Cartaz cultural da Queima celebra 110 anos de festa Patricia Gonçalves Filipa Magalhães Na próxima segunda-feira, 23, vai realizar-se o espectáculo “Fado, Sonho e Tradição” nos jardins da Associação Académica de Coimbra (AAC). O espectáculo integra o cartaz das actividades preparadas para a Queima das Fitas. Segundo o vice-presidente da Secção de Fado da AAC, Francisco Requicha, o concerto tem como objectivo aproximar a comunidade estudantil da cultura da cidade: “a Canção de Coimbra é indissociável da festa da Queima das Fitas. Assim, o espectáculo percorrerá as várias etapas do fado académico da sua génese até à actualidade em paralelo com o evoluir da Queima das Fitas”. A música que vai compreender temas de Artur Paredes, José Afonso, Luís Gomes e baladas mais recentes vai ser acompanhada pela projecção de fotografias das festas de queimas anteriores. O espectáculo manifesta o carácter comemorativo desta queima,

que celebra 110 anos e que tem como lema “110 anos de tradição”. Nesse sentido, a Comissão Central da Queima das Fitas apresenta um cartaz com 110 dias de actividades culturais, desportivas, solidárias e tradicionais.
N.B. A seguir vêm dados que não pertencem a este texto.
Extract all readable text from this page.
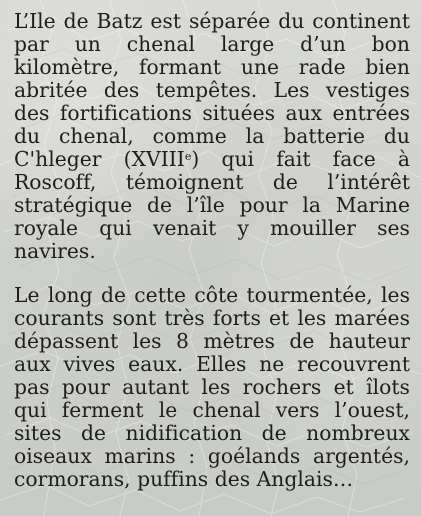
L’Ile de Batz est séparée du continent par un chenal large d’un bon kilomètre, formant une rade bien abritée des tempêtes. Les vestiges des fortifications situées aux entrées du chenal, comme la batterie du C'hleger (XVIIIe) qui fait face à Roscoff, témoignent de l’intérêt stratégique de l’île pour la Marine royale qui venait y mouiller ses navires.

Le long de cette côte tourmentée, les courants sont très forts et les marées dépassent les 8 mètres de hauteur aux vives eaux. Elles ne recouvrent pas pour autant les rochers et îlots qui ferment le chenal vers l’ouest, sites de nidification de nombreux oiseaux marins : goélands argentés, cormorans, puffins des Anglais…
O comissário responsável pelas actividades culturais, André Malho, afirma que estão “calculadas duas a três actividades por semana, que se iniciaram no passado dia 10 de Março e que vão terminar a 27 de Junho”. A destacar também a exposição itinerante que começou no passado dia 10 e que vai estar dois dias em cada faculdade da Universidade de Coimbra encerrando-se no dia 17 de Abril no edifício da AAC. A exposição é composta por dez painéis ilustrativos de cartazes, programas e fotos de queimas das fitas. Há ainda outras novidades no cartaz deste ano como a mostra de “fado alternativo”, dia 2 de Junho, que apresenta bandas cujo cenário musical é a canção de Coimbra. Outra das novidades no cartaz deste ano é as olimpíadas universitárias, o “Jantar do Bigode” e ainda a iniciativa “110 anos, 110 árvores”.